IRENA warns of stranded assets risk, says $35 trillion needed for transition tech
The International Renewable Energy Agency (IRENA) has estimated that the world will need around $35 trillion for transition technology by 2030, including improving efficiency, electrification, grid expansion and flexibility.
Around 41 per cent of planned energy investments by 2050 remain targeted at fossil fuels, IRENA said, adding that “new investment decisions should be carefully assessed to simultaneously drive the transition and reduce the risk of stranded assets”.
The risk of stranded assets might not be fully reflected in the value of companies that extract, distribute or rely heavily on fossil fuels.
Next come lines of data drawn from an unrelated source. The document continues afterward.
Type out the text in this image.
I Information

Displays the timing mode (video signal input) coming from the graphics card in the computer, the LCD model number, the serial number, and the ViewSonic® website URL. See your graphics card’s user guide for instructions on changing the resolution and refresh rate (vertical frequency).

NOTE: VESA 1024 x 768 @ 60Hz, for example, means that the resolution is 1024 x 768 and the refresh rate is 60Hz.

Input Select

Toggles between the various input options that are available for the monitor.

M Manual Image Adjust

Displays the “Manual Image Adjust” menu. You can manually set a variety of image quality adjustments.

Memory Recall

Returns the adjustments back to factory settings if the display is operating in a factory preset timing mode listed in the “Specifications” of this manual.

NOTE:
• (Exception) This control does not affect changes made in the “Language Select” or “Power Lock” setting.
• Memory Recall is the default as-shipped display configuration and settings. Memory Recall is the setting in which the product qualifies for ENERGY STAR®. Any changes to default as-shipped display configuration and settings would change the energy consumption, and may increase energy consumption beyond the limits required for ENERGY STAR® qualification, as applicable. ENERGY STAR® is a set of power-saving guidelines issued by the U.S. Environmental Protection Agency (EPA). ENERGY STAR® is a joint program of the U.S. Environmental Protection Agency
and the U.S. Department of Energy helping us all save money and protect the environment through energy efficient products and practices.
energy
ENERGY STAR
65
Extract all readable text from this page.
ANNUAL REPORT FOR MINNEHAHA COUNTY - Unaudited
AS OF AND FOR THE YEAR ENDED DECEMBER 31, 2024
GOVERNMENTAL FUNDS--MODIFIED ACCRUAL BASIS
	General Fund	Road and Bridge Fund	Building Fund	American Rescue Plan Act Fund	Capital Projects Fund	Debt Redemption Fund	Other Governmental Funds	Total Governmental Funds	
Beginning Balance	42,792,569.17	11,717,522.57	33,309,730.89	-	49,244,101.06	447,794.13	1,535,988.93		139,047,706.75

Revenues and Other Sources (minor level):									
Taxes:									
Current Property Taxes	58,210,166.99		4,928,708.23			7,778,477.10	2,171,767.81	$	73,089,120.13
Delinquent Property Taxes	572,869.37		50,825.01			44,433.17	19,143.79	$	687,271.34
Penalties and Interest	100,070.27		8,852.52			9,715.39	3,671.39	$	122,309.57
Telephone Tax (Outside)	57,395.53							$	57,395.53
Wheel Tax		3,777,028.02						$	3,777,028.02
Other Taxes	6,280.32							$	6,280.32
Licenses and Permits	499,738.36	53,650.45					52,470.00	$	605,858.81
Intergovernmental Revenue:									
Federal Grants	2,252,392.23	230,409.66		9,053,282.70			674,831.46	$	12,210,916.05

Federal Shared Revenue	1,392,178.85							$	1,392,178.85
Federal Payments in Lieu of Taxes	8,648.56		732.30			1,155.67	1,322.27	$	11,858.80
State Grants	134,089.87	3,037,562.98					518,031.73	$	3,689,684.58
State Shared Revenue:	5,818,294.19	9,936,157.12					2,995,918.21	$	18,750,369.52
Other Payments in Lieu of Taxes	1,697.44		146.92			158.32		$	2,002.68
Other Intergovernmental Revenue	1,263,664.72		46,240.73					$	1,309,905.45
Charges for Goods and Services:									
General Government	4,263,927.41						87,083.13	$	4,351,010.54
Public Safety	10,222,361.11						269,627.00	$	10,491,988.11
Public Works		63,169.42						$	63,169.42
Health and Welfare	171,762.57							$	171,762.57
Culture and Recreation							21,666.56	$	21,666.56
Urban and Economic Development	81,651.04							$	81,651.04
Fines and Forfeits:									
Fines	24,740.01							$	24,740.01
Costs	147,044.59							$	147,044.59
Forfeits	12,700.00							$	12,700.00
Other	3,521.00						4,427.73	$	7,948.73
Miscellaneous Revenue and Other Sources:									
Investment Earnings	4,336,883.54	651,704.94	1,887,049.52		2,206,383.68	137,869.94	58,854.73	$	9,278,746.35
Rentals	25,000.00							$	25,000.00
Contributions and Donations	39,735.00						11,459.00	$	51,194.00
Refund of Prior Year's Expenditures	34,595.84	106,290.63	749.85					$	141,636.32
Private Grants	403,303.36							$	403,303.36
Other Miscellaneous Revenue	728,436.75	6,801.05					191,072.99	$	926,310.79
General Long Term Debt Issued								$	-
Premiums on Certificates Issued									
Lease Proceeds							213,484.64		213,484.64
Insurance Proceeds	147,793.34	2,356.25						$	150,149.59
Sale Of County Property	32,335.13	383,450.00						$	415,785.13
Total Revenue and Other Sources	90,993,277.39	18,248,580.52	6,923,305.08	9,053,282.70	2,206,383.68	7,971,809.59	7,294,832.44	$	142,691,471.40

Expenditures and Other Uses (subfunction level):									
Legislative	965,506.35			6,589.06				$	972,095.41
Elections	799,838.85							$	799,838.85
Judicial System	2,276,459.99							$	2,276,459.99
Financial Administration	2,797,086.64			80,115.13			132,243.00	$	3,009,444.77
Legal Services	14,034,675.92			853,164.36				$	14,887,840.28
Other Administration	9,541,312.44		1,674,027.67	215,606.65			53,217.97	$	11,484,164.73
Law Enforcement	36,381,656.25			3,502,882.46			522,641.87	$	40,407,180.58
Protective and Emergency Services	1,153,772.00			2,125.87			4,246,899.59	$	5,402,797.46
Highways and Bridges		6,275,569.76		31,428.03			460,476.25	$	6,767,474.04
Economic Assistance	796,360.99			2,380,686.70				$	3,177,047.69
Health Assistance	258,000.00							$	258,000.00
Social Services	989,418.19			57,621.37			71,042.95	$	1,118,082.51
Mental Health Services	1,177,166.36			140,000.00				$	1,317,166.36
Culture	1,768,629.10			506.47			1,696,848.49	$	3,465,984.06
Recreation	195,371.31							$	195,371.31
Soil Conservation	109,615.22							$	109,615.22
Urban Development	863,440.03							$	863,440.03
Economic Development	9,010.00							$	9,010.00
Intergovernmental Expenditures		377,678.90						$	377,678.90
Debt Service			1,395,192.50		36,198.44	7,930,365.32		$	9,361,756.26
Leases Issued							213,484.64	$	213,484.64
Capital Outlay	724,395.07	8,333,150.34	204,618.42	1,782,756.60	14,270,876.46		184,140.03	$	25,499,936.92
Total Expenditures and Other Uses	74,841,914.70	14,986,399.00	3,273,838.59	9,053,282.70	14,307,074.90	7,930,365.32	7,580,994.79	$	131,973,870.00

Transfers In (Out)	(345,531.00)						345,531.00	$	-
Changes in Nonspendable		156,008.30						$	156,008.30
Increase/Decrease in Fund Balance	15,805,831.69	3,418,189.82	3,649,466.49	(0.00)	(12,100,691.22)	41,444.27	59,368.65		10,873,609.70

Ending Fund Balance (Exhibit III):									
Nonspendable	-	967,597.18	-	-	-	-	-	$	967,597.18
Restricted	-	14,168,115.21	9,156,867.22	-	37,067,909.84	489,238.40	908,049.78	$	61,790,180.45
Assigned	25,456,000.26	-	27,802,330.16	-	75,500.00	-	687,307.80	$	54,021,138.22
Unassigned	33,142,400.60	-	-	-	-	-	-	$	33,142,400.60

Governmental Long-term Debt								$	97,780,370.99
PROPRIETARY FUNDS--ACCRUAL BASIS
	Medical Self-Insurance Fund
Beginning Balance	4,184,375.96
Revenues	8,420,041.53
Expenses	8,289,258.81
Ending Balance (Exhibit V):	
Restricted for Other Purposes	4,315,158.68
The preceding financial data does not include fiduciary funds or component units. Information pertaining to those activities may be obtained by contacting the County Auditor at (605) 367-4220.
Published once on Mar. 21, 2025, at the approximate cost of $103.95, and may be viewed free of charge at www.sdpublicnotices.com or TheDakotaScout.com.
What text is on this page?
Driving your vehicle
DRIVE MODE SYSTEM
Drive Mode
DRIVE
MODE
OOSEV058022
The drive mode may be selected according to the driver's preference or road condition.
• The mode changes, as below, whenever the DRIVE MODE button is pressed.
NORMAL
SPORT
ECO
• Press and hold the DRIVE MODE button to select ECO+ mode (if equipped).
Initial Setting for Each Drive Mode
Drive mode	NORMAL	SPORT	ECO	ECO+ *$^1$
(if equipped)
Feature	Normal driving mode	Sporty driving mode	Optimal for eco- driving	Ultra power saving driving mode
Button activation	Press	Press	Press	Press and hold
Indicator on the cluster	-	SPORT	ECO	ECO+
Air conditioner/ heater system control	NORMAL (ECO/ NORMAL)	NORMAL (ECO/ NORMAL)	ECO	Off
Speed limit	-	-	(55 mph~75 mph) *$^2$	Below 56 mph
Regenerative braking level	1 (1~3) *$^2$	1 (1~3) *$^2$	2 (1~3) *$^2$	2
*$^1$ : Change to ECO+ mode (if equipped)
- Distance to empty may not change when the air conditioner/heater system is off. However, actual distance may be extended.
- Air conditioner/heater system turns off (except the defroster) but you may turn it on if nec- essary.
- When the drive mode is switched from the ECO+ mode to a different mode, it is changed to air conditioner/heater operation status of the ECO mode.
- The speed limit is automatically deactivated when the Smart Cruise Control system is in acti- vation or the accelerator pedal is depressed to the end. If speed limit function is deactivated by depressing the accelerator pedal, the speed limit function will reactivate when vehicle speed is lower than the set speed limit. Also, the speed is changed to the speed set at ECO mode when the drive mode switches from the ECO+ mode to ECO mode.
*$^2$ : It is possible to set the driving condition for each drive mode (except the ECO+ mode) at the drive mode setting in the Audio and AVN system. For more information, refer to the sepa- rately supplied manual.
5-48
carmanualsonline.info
If this risk were priced in, a sudden drop in value could result, presenting a risk to investors and shareholders.
Those who have invested in fossil fuel companies, including people who have purchased the companies’ stocks or bonds, are most at risk, with cascading impacts on companies that use fossil fuels.
IRENA stated that around $1 trillion/yr of planned fossil fuel investment needs to be redirected towards transition technologies and infrastructure by 2030 to keep the goal of the Paris climate agreement within reach.
The Agency said on Tuesday that global investments in energy transition technologies must more than quadruple yearly to stay in line with commitments made under the Paris climate accord.
The organisation has looked at two energy scenarios — one based on governments’ energy plans with a focus on G20 countries, and a 1.5°C global warming scenario aligned with the Paris climate goal.
In a preview of its World Energy Transitions Outlook (WETO) released yesterday, it said that global investments in energy transition technologies, including energy efficiency, electrification, grid expansion and flexibility projects, need to quadruple to over $5 trillion/yr, from $1.3 trillion in 2022 to stay on course to limit temperature rises to 1.5°C, in line with the most ambitious goal under the 2015 Paris agreement.
Renewable energy deployment must grow from around 3,000 gigawatts yearly today to over 10,000 GW in 2030, IRENA said, adding that more equality is needed in renewable expansion between industrial and developing countries.
New renewable energy projects in China, the European Union and the United States accounted for two thirds of installed capacity last year, while Africa accounted for only one per cent of renewable capacity installed.
A fundamental shift in the support to developing nations must put more focus on energy access and climate adaptation,” IRENA’ Director General Francesco La Camera said, calling on financial institutions to direct more funds towards energy transition projects with better conditions.